মঙ্গলবার, ১১ মার্চ, ২০১৪

Jan Kott dismisses the romantic notion of the play and opines that A Midsummer Night’s Dream has a sinister undercurrent. Do you agree with him? Elaborate.

Though William Shakespeare’s A Midsummer Night’s Dream is considered a happy play with the main theme of love and marriage; it is not exactly a romantic play. Love is there but not presented in a conventional way. From the beginning to the end, love is presented in a sinister way; somewhere forcible and somewhere to resolve problems of others. It is an ‘anti-romantic’ drama than a romantic one.  

Jan Kott, a very well known Polish critic completely disagrees this play to be a romantic one. For him, there are some reasons which are quite supportive.

Jan Kott says that, the idea of love is presented in a brutal way. In fact, love is presented in a way which is a kind of violence of sexual fantasies. The marriage between Duke Theseus and queen Hippolyta is not of love rather it’s a forcible implication of violence in war field which ultimately turns into sexual fantasy after the marriage.

Secondly, he says that, the idea of love has been debased. Indeed, love is not presented in that way what should have been. Love between ‘Lysander-Hermia’ and ‘Demetrius-Helena’ is presented through the spell of fairies. Fairies made the course of love to follow mistakenly. What should have happened in a natural way; happened in a very odd or awkward way. The power of love is made so shallow that idea of it is debased.

Again, the way of love is presented in a humiliated way. Due to the misspell and spell on both Lysander and Demetrius, they fall in love with the same lady, Helena. In this way Helena is humiliated and also humiliation attacks Hermia in the way of jealousy. In fact, the idea of love has been debased and mocked. Even, between the fairy king Oberon and queen Titania, love has been humiliated where Oberon tricks over Titania with magic spell. In the course, Bottom is humiliated to be in love with Titania having donkey head.
In love making, more than male characters, female characters are made to suffer and humiliated which is surely not a trait of romantic drama.
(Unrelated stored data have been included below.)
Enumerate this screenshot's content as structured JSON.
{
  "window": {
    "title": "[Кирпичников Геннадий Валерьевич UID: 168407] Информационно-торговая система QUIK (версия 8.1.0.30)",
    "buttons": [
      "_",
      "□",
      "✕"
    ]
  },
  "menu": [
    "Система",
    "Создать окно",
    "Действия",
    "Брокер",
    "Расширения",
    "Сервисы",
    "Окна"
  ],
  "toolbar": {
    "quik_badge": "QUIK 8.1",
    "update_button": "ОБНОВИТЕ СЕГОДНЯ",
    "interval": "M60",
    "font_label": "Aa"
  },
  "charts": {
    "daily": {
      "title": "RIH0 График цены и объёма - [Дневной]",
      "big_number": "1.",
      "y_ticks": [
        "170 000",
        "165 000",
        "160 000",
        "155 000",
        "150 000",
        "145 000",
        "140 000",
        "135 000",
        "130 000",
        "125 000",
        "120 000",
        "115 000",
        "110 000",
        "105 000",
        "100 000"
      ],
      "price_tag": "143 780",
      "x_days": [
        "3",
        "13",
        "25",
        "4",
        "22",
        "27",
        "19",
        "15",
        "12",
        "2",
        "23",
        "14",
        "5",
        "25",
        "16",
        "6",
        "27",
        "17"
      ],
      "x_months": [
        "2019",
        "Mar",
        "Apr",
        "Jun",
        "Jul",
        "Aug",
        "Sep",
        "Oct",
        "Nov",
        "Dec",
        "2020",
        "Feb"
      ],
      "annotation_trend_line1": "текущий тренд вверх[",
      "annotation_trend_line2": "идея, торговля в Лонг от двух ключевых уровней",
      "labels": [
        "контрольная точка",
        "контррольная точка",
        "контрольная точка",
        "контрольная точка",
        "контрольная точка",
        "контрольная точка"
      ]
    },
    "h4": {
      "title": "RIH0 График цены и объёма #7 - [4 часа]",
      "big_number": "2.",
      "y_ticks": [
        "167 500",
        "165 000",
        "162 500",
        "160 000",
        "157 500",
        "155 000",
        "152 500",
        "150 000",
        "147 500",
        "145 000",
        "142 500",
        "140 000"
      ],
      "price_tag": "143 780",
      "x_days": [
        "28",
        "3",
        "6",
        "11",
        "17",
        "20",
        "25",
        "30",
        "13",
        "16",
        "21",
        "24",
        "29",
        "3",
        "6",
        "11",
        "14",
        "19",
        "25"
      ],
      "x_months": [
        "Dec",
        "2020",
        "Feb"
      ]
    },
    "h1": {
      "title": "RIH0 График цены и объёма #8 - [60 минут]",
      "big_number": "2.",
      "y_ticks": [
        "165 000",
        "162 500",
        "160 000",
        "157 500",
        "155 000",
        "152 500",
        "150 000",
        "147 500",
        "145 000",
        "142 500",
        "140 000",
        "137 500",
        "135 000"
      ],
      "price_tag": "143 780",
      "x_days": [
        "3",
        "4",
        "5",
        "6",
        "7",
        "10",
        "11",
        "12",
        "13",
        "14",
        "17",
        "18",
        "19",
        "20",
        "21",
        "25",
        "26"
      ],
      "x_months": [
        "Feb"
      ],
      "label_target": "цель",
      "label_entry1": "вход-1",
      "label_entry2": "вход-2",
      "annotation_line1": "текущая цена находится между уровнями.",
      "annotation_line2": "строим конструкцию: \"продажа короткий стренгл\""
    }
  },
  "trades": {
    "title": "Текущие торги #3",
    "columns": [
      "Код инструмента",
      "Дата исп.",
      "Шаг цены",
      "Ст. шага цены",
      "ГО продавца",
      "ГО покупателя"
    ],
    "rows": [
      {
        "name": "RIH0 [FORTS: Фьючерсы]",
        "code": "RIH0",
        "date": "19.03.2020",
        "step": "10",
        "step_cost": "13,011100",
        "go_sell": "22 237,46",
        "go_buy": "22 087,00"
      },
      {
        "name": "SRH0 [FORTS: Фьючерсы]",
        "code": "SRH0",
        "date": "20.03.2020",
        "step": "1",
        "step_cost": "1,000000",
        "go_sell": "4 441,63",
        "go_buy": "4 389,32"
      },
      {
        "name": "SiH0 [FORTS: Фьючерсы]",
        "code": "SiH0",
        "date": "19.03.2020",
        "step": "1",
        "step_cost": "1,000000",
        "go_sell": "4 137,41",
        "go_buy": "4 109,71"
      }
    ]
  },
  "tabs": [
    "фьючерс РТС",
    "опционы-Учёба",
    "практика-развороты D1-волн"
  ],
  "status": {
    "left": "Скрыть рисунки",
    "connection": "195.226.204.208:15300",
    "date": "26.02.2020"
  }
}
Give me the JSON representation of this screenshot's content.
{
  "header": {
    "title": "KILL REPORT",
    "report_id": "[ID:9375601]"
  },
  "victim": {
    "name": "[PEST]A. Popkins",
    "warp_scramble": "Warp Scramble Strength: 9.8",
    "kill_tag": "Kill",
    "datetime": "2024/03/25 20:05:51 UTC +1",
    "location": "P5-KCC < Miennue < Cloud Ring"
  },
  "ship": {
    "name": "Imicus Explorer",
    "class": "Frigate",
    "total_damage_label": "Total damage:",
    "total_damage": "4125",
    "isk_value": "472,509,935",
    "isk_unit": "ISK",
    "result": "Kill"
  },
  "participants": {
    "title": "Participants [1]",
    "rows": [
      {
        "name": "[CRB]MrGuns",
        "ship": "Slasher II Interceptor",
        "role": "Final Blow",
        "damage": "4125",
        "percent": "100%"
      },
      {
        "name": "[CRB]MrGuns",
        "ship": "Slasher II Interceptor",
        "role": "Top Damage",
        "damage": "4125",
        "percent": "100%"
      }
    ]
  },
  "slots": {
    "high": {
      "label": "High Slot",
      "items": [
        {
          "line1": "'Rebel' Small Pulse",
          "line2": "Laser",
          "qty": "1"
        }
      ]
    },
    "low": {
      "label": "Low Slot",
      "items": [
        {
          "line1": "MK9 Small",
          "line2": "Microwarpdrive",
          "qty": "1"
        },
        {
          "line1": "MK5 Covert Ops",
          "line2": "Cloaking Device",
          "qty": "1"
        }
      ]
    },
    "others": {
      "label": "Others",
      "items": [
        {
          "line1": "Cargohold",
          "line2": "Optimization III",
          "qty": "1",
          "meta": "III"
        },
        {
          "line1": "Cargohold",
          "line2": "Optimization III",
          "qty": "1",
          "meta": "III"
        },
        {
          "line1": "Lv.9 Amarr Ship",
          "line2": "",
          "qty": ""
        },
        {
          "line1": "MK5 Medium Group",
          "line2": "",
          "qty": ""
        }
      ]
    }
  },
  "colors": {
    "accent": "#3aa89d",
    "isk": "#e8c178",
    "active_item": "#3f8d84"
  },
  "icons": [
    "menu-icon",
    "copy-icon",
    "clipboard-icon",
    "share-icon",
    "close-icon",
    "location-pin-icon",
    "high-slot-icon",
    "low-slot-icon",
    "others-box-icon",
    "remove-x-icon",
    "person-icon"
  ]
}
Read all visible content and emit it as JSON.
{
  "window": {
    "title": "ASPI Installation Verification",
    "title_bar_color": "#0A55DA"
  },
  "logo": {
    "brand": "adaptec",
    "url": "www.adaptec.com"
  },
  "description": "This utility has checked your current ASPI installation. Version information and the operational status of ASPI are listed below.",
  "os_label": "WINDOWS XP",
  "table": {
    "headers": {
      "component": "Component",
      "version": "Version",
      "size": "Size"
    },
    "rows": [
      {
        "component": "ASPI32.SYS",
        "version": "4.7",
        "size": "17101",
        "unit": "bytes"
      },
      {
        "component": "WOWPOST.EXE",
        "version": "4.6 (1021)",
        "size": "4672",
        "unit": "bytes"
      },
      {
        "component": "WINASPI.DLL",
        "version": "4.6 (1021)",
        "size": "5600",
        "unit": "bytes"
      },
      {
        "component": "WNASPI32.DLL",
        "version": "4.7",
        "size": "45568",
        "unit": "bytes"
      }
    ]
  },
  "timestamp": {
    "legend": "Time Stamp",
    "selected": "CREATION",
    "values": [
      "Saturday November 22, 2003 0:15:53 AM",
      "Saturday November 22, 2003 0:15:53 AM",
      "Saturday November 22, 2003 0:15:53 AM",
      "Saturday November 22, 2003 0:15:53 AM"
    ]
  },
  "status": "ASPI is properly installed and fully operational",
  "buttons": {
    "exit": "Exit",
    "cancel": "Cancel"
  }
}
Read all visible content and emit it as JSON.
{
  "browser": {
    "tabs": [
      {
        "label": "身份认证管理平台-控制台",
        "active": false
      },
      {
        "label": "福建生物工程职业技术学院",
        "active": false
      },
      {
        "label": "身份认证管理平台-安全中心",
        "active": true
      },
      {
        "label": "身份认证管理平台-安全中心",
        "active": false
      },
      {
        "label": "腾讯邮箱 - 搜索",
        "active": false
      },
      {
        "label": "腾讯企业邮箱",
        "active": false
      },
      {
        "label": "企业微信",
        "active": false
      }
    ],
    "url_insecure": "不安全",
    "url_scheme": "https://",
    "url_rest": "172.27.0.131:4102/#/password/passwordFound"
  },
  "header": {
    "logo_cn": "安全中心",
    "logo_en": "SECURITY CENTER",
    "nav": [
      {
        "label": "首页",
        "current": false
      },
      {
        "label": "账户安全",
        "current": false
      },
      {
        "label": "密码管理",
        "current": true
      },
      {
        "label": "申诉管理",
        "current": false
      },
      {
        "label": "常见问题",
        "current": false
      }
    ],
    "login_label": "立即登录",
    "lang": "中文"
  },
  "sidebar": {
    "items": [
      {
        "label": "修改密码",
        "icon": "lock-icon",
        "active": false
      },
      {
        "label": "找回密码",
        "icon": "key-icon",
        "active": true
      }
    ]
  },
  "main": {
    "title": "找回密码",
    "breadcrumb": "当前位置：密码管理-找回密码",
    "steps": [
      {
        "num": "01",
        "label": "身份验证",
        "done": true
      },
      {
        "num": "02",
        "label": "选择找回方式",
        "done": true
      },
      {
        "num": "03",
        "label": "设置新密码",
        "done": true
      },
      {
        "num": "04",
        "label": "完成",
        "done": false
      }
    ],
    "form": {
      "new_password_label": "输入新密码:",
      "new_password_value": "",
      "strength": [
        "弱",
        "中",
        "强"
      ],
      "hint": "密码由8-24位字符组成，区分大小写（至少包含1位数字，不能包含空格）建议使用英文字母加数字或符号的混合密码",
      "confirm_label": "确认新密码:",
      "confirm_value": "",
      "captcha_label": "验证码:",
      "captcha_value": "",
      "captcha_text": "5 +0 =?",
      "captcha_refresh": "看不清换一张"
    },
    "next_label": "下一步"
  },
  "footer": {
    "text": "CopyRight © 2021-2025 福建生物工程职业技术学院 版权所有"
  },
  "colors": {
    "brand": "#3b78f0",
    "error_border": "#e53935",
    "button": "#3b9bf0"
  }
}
Through the course of love and marriage, male characters are made supreme to have fulfillment of their will in the end. Female characters kept humiliated in the way. For a romance or love, equilibrium is necessary but it is not there.

So, even though this play is considered as a romantic play only few occasions and forest landscape can be taken as a trait of romantic elements. It is far more an ‘anti-romantic’ play under the sinister ways of presentation of love. So, I would like to agree with Jan Kott that this play is an ‘anti-romantic’ play.